On the opposite end of the rendering technology spectrum, William Kentridge’s hand-drawn and hand-erased History of the Main Complaint (1996) presents a brief yet claustrophobic narrative of South Africa’s complex Apartheid system, wrought with humanity almost too heavy to bear. Additional works use figurative reenactments and images to tackle personal histories and cultural memories with courageous self-awareness. Brent Green’s Paulina Hollers (2006), Rob Pruitt’s Black Stuntman (Volumes I and 2) (2004), Kara Walker’s National Archives Microfilm Publications M999 Roll 34: Bureau of Refugees, Freedmen and Abandoned Lands: 1) Six Miles from Springfield on the Franklin Road (2009) and 2) Lucy of Pulaski (2009) and Mary Reid Kelley’s You Make Me Iliad (2010) are each exemplary in this regard.

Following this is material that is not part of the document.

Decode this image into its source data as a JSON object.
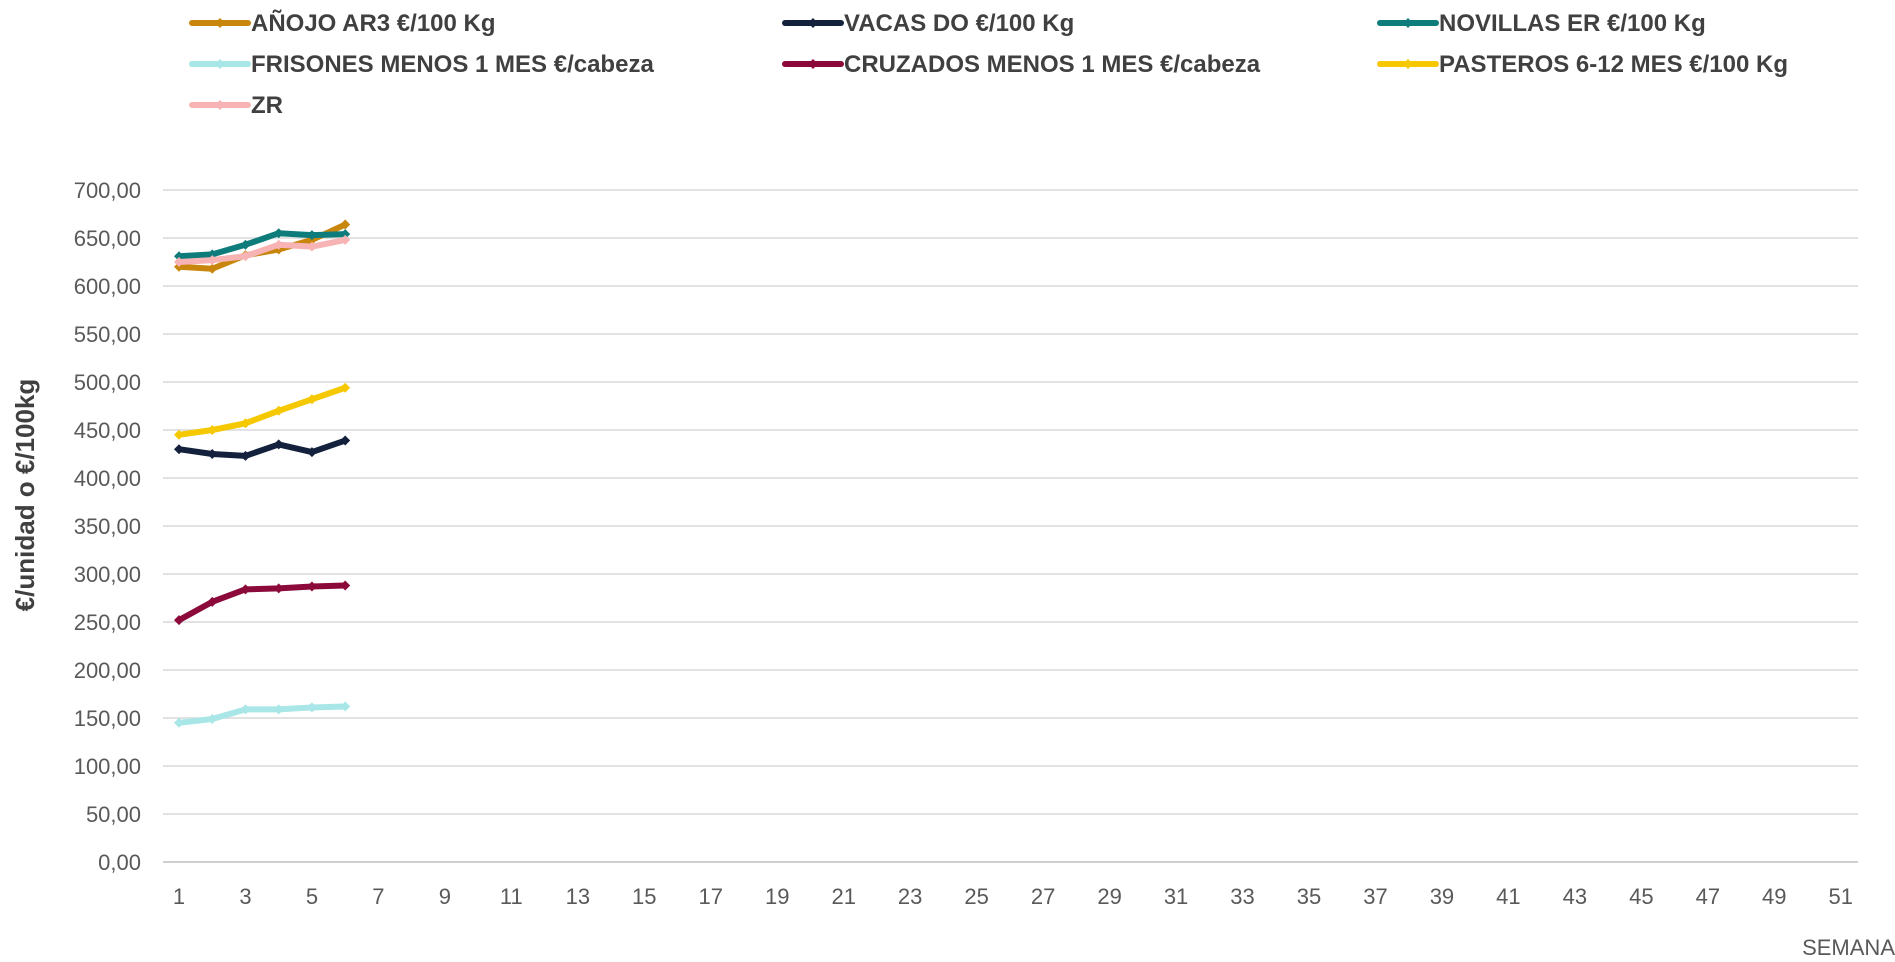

Seemingly, the “urge to animate”—the desire for a truly dynamic image rather than a technical understanding of animation as the rapid display of a sequence of 2-D images or 3-D positions to create the illusion of movement—connects the artists and artworks of The Dissolve. Even with this in mind, the biennial feels deficient as it often incorrectly employs the technical language of film, video and animation, and generally fails to acknowledge the vital roles of sound and camera. The exhibition presents a palpable ambivalence toward time-based image-making, resulting in an experiential viscosity for both artist and viewer. Throughout, one feels a slight resistance to fluid transition from static representation to liberated animation. It’s the stopping and starting of suspended disbelief and illusion. This stuttering is seen quite literally with stop-motion and Flash-animated collage, and more figuratively in performance through intentionally awkward, hesitant and forced character adaptations; it is made audible through narration, voiceovers and soundtracks.
However, a notably effective aspect of the exhibition is that many of the works are on view at http://thedissolve.net. The online exhibition format offers an engaging example of a culturally relevant relationship between technology and art, and certainly puts The Dissolve into contemporary hands.
Nancy Zastudil is an itinerant curator and freelance writer who focuses on collective art practices that operate in the service of revolution and social progress.
This exhibition will be on view through January 2, 2011.